И тут казаки добавили от себя такую похабщину, что у Семена Кузьмича, всю свою жизнь знавшего только одну женщину, Богом данную жену Анну, под папахой покраснели уши. Ох, и острые глаза у служивых – и углядели, и узнали, и сразу деда подковырнули. Его уважали, как и любого старика, но это не избавляло от таких вот приветствий – у каждого найдут станичники любимую мозоль и тут же на нее и надавят. Палец в рот не клади…
– Здорово дневал, Семен Кузьмич, – Пахом Фереферов, рослый усатый казачина, с двумя лычками младшего урядника на желтых погонах, вышел на дорогу, пьяно покачиваясь на ногах. – С властью тебя новой. Керенского большевики того, по самую… – и казак сделал такой выразительный в своей хулительности жест, что Батурин тут же поперхнулся ответным приветствием, а казаки радостно заржали, давясь смехом. Ох уж этот Пахом, бабник, срамник и пьяница, но казак работящий и храбрый. И тут же приветил их:
– И вам здорово. Ну и похабники же вы, хоть моих седых волос постесняйтесь. Не порол я вас, когда мальцами без штанов бегали…
– Это точно, дед, повезло. Антон вон Глашке своей сразу к подолу припал, видать, шибко ты его порол. Застращал казака, тоже не пьет и на сторону к жалмеркам не бегает…
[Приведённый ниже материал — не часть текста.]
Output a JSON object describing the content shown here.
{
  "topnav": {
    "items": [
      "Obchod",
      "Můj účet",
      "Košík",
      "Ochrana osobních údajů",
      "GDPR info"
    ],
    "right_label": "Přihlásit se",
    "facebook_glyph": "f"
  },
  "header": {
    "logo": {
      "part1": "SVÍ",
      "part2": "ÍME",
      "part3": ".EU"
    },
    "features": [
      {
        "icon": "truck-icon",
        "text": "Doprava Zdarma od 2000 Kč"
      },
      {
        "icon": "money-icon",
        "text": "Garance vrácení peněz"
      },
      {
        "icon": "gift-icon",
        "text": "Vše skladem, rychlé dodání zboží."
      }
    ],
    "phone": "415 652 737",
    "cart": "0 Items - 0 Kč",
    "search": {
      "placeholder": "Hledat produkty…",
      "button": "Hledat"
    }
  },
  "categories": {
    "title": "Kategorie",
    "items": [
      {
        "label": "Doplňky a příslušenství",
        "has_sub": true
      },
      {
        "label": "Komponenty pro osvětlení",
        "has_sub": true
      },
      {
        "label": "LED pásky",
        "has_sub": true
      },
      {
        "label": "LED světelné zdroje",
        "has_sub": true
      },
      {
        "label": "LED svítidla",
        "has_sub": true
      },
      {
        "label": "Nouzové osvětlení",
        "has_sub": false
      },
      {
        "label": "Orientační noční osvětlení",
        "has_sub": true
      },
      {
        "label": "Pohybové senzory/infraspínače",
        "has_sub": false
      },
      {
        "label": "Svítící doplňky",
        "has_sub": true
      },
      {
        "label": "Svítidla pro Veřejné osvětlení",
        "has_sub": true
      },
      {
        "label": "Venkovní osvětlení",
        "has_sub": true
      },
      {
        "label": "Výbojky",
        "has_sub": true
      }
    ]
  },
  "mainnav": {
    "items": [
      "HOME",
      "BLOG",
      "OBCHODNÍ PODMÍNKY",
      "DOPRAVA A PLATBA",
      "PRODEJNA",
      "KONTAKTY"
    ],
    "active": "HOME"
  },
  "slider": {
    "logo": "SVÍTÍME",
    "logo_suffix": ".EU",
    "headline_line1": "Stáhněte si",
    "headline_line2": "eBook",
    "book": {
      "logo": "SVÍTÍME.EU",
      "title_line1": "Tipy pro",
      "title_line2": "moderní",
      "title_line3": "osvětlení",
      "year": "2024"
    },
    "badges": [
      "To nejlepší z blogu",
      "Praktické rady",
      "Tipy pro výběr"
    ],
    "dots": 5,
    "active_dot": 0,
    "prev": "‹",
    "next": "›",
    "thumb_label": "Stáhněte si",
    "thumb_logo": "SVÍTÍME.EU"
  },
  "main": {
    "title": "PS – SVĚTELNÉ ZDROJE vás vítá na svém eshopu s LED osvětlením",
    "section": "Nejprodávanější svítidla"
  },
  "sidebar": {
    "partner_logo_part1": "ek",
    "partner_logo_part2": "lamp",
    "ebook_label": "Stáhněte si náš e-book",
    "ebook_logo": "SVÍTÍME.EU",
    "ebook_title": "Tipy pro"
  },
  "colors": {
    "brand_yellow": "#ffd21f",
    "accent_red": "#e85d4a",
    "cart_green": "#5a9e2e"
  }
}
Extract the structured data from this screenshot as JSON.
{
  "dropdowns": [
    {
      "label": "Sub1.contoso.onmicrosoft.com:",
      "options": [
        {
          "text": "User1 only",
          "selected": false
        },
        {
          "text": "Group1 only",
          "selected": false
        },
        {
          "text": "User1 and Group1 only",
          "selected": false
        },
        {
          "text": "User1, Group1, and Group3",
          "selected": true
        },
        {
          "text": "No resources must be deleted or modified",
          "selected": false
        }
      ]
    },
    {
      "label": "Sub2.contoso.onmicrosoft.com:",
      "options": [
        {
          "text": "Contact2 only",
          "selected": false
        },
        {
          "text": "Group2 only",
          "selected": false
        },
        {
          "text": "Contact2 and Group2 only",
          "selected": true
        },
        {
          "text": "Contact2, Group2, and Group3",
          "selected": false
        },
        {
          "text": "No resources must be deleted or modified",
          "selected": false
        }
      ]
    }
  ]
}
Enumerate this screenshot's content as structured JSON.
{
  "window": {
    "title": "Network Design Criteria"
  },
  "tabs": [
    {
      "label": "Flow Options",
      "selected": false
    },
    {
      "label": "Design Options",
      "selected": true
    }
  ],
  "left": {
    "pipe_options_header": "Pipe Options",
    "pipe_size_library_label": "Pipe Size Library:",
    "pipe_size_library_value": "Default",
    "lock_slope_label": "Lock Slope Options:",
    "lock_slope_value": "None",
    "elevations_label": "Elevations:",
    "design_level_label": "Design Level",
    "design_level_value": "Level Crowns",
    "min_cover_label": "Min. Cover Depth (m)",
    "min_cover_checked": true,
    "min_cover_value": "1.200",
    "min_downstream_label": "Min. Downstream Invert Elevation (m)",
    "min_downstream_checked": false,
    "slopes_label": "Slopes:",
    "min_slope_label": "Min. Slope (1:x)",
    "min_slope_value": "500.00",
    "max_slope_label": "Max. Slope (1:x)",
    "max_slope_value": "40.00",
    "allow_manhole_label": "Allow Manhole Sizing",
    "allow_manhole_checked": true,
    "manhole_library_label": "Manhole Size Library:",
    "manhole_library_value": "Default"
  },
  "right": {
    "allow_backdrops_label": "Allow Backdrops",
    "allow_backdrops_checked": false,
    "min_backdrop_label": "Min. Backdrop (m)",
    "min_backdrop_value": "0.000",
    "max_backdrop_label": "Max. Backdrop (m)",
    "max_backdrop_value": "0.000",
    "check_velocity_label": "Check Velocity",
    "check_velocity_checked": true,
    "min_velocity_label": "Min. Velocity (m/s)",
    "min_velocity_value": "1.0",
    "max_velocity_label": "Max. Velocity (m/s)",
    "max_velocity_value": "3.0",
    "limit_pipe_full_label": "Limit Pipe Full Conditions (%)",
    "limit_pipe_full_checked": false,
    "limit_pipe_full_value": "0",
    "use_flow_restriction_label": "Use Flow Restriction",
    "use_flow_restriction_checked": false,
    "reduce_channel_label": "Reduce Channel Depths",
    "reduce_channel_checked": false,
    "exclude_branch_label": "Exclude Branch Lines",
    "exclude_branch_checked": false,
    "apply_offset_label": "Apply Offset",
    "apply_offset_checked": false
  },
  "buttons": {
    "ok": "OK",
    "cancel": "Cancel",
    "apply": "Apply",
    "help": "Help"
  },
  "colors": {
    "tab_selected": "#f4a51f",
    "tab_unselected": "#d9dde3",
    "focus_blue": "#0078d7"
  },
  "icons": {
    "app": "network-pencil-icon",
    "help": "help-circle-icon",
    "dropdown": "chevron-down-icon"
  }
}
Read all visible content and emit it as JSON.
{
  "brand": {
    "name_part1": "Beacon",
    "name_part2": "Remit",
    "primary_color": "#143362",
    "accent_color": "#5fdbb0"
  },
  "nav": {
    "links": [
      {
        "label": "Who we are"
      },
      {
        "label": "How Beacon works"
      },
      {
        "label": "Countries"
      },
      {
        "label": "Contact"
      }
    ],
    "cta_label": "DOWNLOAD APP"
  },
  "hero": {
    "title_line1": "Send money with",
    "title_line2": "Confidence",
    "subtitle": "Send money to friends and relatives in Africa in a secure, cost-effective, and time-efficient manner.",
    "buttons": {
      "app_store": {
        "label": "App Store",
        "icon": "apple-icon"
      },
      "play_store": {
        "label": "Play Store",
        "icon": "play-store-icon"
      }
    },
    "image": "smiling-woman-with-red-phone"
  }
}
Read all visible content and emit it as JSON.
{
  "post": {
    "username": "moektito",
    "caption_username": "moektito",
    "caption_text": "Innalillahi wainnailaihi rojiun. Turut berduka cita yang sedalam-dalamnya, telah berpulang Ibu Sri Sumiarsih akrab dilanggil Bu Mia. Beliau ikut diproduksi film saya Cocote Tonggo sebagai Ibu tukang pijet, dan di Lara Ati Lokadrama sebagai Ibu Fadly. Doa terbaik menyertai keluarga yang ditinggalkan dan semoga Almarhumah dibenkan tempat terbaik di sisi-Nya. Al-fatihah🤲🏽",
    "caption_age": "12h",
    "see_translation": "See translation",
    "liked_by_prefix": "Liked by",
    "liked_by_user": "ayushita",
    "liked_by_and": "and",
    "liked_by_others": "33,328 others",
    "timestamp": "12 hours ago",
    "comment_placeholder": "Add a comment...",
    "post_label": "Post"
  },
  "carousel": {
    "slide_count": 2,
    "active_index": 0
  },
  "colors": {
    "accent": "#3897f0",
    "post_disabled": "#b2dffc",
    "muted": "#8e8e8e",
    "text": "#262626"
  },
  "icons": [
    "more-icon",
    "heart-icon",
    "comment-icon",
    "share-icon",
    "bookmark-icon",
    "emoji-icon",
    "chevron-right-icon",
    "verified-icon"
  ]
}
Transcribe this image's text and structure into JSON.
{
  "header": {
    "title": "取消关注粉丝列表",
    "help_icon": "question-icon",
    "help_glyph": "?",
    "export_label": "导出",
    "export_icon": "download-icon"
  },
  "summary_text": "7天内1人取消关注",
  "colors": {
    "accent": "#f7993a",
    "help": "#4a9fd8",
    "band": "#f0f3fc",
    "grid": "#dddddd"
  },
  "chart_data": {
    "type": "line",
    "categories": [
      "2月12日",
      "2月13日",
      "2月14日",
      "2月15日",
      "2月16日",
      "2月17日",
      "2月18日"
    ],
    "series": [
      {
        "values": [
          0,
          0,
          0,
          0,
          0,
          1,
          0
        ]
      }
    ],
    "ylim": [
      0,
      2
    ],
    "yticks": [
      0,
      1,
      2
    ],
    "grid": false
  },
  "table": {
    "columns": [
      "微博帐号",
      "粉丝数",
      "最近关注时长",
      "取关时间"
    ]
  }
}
Дружно и весело ржут казаки, как лошади, но дорогу освободили и руками приветственно старику помахали. А выпить не предлагали. Все знали, что природа жестоко обидела всех Батуриных – коли выпьют хоть полчарки, тотчас выворачивает их страшно, будто изнанку свою выблевывают. Впрочем, не всех – Федор, второй сын, мог выпить немного и не блевал при этом, как худой котенок. Так то, наверное, от матери, от рода Кошкиных, передалось.
Миновав два двора, Семен Кузьмич подъехал к третьему – большой пятистенок, наличники с затейливой резьбой, крытая железом крыша, добротные постройки, крепкий забор из плотно пригнанных досок, свежеокрашенных в синий цвет. Его ждали – тесаные ворота раскрыты на всю ширь, а сын Антон, простоволосый, в гимнастерке без ремня, но с крестом и медалями на широкой груди, тут же взял Мунгала под узду и ввел коня во двор.
Семен Кузьмич тяжело сполз с седла, заботливо придержанный сыном, с чувством перекрестился. Доехал…
Остров
(Федор Батурин)
Батурин вырвался из сладкого омута воспоминаний и, памятуя о долге, побежал на второй этаж. Уже на лестнице он услышал громкий и призывный голос Керенского, но, заглянув в зал для собраний, Федор обомлел. Вроде бы всех штатских удалили из здания, а просторный зал был забит ими более чем наполовину.
В первых рядах сидели донцы и с упоением внимали крикам Керенского, уже слышанным Батуриным внизу – «Завоевания революции в опасности», «Русский народ самый свободный народ в мире», «Революция совершилась без крови – безумцы большевики хотят полить ее кровью», «Предательство перед союзниками» и прочие довольно избитые митинговые лозунги, зачастую не имевшие между собой связи.
А представители его Уссурийской дивизии, в отличие от донцов, вели себя совершенно иначе, развязно – злобно зыркали глазами на Керенского, громко шушукались между собой и звучно, на весь зал, материли «временных» министров. Раздался даже выкрик маленького круглолицего урядника из первого Амурского полка: «Неправда! Большевики не этого хотят!»